Persepsi Mahasiswa FEB UGM tentang Pekerjaan Freelance
Oleh Penelitian Equilibrium
Ilustrasi: Amir Anugrah/EQ
Pandemi Covid-19 telah membawa perubahan pada berbagai aspek kehidupan manusia. Perekonomian yang terkontraksi telah merenggut mata pencaharian jutaan masyarakat Indonesia. Menurut data dari Kementerian Ketenagakerjaan, per 27 Mei 2020 angka korban pemutusan hubungan kerja (PHK) akibat pandemi telah mencapai 3,06 juta. Berbagai kebijakan telah dilakukan untuk memitigasi dampak dari pandemi, tetapi kekhawatiran terhadap masa depan perekonomian masih menghantui. Akhir dari pandemi masih belum tampak sehingga masa depan lapangan kerja di Indonesia juga tidak dapat dipastikan. Ketidakpastian tersebut diduga memengaruhi persepsi masyarakat terhadap pekerjaan. PHK yang marak terjadi di mana-mana menimbulkan pesimisme terhadap profesi sebagai pekerja tetap. Di tengah pesimisme tersebut, pekerjaan sebagai freelancer hadir memberikan peluang yang lebih baik. Public & Government Affairs Professional Donna Murdijanto Priadi berpendapat bahwa tingginya tingkat PHK memberikan peluang bagi mereka yang ingin terjun menjadi freelancer. Fleksibilitas merupakan salah satu keunggulan utama freelancer dibandingkan pekerja tetap. Namun, freelancer masih mendapatkan stigma negatif dari masyarakat. Salah satu penyebabnya adalah pendapatan yang kurang stabil. Kecenderungan persepsi masyarakat terhadap freelancer, khususnya di lingkungan Fakultas Ekonomika dan Bisnis Universitas Gadjah Mada (FEB UGM), akan digali lebih lanjut dalam penelitian ini.
Tentang Penelitian
Penelitian ini dilakukan dengan menyebarkan kuesioner daring melalui Google Form kepada mahasiswa FEB UGM. Jumlah responden yang didapat adalah 110 responden yang terdiri atas 43 persen mahasiswa Manajemen, 29 persen mahasiswa Akuntansi, dan 28 persen mahasiswa Ilmu Ekonomi.

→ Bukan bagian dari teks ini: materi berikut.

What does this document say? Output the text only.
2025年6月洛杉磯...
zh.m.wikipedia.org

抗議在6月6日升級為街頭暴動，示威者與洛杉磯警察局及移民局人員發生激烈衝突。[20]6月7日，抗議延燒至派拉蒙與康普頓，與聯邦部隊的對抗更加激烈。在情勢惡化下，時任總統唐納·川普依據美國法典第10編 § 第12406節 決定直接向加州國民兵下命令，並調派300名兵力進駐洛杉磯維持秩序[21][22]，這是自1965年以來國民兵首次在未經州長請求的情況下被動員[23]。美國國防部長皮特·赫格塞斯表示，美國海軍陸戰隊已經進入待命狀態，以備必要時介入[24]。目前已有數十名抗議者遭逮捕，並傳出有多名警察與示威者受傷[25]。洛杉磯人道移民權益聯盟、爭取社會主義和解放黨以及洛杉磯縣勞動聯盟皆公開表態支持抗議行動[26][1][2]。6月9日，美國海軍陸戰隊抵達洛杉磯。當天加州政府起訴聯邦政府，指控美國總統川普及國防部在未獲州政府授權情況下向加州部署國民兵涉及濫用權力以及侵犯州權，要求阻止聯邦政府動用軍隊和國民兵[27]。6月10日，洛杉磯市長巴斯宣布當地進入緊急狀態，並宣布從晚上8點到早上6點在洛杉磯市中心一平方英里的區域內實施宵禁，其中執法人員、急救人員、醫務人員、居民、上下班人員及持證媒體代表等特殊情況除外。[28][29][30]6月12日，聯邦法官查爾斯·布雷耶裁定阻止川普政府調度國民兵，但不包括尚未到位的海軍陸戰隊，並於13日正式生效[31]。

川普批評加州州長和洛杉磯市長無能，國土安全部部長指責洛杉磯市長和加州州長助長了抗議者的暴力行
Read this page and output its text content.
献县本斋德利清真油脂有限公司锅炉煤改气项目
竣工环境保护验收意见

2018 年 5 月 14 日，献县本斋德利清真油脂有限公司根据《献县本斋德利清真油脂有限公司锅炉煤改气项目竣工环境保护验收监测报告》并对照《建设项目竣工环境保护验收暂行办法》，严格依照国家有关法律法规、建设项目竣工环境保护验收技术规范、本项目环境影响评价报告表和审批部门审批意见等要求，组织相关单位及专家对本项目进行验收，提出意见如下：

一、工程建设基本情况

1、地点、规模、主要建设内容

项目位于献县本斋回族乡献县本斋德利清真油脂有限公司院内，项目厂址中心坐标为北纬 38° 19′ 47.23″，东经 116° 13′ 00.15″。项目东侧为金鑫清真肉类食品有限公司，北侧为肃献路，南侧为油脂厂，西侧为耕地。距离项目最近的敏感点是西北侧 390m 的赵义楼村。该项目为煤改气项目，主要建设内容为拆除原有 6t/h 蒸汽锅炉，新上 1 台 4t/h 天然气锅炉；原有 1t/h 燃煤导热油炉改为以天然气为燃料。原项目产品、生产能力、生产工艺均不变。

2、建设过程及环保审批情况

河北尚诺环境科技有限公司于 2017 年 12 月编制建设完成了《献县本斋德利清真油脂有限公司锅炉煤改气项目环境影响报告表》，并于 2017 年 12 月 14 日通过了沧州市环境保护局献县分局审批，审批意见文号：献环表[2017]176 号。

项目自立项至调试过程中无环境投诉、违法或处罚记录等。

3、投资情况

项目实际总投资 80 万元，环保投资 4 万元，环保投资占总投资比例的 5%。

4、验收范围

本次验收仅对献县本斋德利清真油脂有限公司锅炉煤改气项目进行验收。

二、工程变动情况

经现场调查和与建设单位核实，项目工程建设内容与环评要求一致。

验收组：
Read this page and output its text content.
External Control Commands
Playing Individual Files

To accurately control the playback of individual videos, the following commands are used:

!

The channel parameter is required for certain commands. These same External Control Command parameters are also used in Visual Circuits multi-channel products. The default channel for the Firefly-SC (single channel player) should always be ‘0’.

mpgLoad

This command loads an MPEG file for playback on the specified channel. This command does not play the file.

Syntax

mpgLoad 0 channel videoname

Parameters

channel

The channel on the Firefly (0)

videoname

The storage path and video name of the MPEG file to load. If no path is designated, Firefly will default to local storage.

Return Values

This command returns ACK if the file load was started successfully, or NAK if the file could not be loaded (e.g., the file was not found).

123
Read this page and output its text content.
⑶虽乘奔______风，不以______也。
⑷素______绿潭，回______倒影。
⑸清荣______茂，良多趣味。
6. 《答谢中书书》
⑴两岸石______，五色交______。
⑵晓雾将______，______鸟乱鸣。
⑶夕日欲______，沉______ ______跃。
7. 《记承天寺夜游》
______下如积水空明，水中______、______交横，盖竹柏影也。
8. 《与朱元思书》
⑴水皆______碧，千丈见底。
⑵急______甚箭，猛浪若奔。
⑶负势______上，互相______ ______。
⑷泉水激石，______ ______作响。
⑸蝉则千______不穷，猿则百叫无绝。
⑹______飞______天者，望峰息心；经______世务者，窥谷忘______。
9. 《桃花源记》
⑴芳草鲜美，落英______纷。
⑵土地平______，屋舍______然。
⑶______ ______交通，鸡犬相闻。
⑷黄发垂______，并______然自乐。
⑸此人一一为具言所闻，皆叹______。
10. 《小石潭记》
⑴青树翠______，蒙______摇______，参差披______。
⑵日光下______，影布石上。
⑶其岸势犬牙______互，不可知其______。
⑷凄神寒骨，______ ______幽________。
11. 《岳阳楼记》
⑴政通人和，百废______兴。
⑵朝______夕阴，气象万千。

Responden berasal dari angkatan 2016, 2017, 2018, 2019 dan 2020. Jumlah responden masing-masing angkatan dalam persentase adalah 2 persen, 9 persen, 44 persen, 29 persen, dan 16 persen berturut-turut. Dari keseluruhan responden, 58 persen di antaranya belum pernah memiliki pengalaman langsung di dunia kerja dalam bentuk magang, kerja paruh waktu, atau pekerjaan lainnya. Bentuk penelitian ini adalah kualitatif deskriptif. Sebelumnya, kuesioner telah terlebih dahulu diuji menggunakan Cronbach Alpha dan dinyatakan valid dan reliabel. Kuesioner menggunakan skala Likert satu sampai lima dengan urutan sangat setuju, setuju, netral, tidak setuju, dan sangat tidak setuju.
Mengapa Pekerjaan Freelance yang Menjadi Perhatian?
Seperti yang kita ketahui, persaingan di pasar tenaga kerja semakin meningkat dengan banyaknya pekerja yang dirumahkan, dan berbagai jenis bisnis menurunkan atau bahkan menghentikan operasi. Perkembangan teknologi yang mendorong knowledge economy juga memberi ruang kepada profesi-profesi yang tidak bergantung kepada sistem kelembagaan dan lebih mementingkan spesialisasi keahlian tertentu, seperti content creator, videografer, dan lainnya. Hal-hal tersebut menyediakan kesempatan yang unik bagi profesi-profesi berbentuk freelance yang dapat menjadi opsi karir utama bagi mahasiswa di masa depan. Pada penelitian ini, kami mendefinisikan freelance atau pekerja lepas sebagai pegawai yang hanya menerima penghasilan apabila bekerja berdasarkan jumlah hari bekerja, jumlah unit hasil pekerjaan yang dihasilkan atau penyelesaian suatu pekerjaan yang diminta pemberi kerja (PASAL 1 Angka 11 PER-16/2016). Adapun jenis profesi pekerja lepas yang beragam, mulai dari konsultan, desainer grafis, pemrogram, dan lainnya.
Hasil
1. Karakteristik Pekerjaan (Nature of work)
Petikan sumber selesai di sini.